El Palogrande fue testigo de un partido que dejó más preguntas que certezas para Atlético Nacional. No jugó mal, incluso mostró una cara muy distinta a la de aquella floja presentación ante Pereira en Yopal, pero en el fútbol no basta con insinuar: hay que concretar. Y el equipo verdolaga volvió a fallar en lo esencial. Cayó 1-0 ante Once Caldas en un duelo abierto, intenso, de ida y vuelta, en el que generó lo suficiente para llevarse algo más, pero terminó con las manos vacías.
Porque Nacional llegó, insistió, empujó. Tuvo ocasiones claras, aproximaciones constantes y momentos de dominio. Pero cada intento se diluía en la falta de precisión, en esa puntada final que nunca llegó. Mientras tanto, del otro lado, Once Caldas también encontraba espacios con demasiada facilidad. La defensa verde volvió a dejar grietas y el partido se convirtió en un intercambio de golpes.
En ese escenario, los arqueros terminaron siendo protagonistas. Chipi Chipi Castillo y Joan Parra sostuvieron a sus equipos con intervenciones decisivas, evitando que el marcador fuera más amplio en un juego que parecía romperse en cualquier momento.
El golpe definitivo llegó apenas comenzaba el segundo tiempo. Un minuto bastó para inclinar la balanza. Once Caldas tejió una jugada colectiva limpia, bien elaborada, que terminó con un remate certero de Luis Sánchez dentro del área. Nada pudo hacer Harlen Castillo. Fue un gol que no solo cambió el marcador, sino que obligó a Nacional a remar contracorriente durante todo el complemento.

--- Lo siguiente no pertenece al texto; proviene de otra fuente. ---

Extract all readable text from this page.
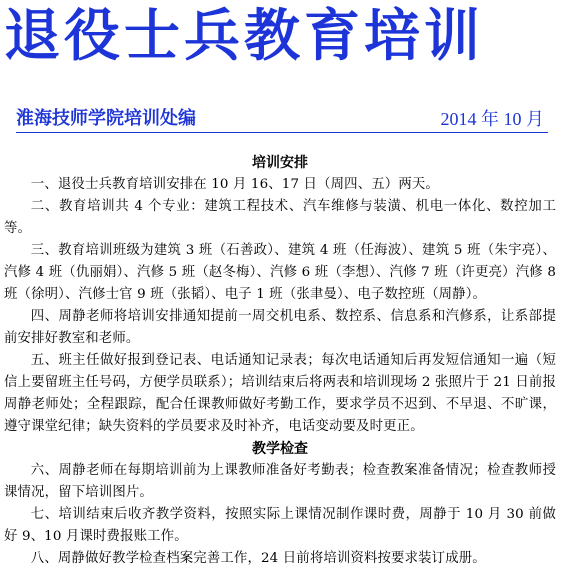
退役士兵教育培训
淮海技师学院培训处编	2014 年 10 月
培训安排

一、退役士兵教育培训安排在 10 月 16、17 日（周四、五）两天。

二、教育培训共 4 个专业：建筑工程技术、汽车维修与装潢、机电一体化、数控加工等。

三、教育培训班级为建筑 3 班（石善政）、建筑 4 班（任海波）、建筑 5 班（朱宇亮）、汽修 4 班（仇丽娟）、汽修 5 班（赵冬梅）、汽修 6 班（李想）、汽修 7 班（许更亮）汽修 8 班（徐明）、汽修士官 9 班（张韬）、电子 1 班（张聿曼）、电子数控班（周静）。

四、周静老师将培训安排通知提前一周交机电系、数控系、信息系和汽修系，让系部提前安排好教室和老师。

五、班主任做好报到登记表、电话通知记录表；每次电话通知后再发短信通知一遍（短信上要留班主任号码，方便学员联系）；培训结束后将两表和培训现场 2 张照片于 21 日前报周静老师处；全程跟踪，配合任课教师做好考勤工作，要求学员不迟到、不早退、不旷课，遵守课堂纪律；缺失资料的学员要求及时补齐，电话变动要及时更正。

教学检查

六、周静老师在每期培训前为上课教师准备好考勤表；检查教案准备情况；检查教师授课情况，留下培训图片。

七、培训结束后收齐教学资料，按照实际上课情况制作课时费，周静于 10 月 30 前做好 9、10 月课时费报账工作。

八、周静做好教学检查档案完善工作，24 日前将培训资料按要求装订成册。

Hubo reacción. Ingresó Nicolás Rodríguez, se movieron piezas, aumentó la intensidad. Pero la historia no cambió. Nacional siguió llegando sin concretar y, peor aún, siguió concediendo opciones atrás. Esa dualidad —generar mucho y conceder demasiado— terminó por condenarlo.
La derrota no es un hecho aislado. Hay un patrón que empieza a pesar: todas las caídas del equipo en esta liga han sido como visitante —Cali, Tolima, Millonarios, Pereira y ahora Once Caldas—. Una tendencia que inquieta justo cuando el calendario entra en su tramo decisivo.
Porque más allá de las lecturas optimistas —esas que destacan la generación de juego—, el fútbol sigue siendo simple en su esencia: defender bien y ser efectivo arriba. Y en ambas áreas, Nacional quedó en deuda.
El partido fue vibrante, atractivo para el espectador, pero dejó en evidencia las mismas fisuras. Ahora, el verdadero examen está por llegar. Este domingo, tras el sorteo, se conocerá el rival de los playoffs. Nacional tendrá la ventaja de cerrar en casa, sí, pero si no corrige lo que ocurre lejos de Medellín, ese beneficio puede quedarse corto.
La sensación final es clara: el equipo está vivo, compite, propone... pero todavía no convence. Y en instancias definitivas, la diferencia entre ilusionar y avanzar suele estar en esos detalles que hoy le siguen faltando.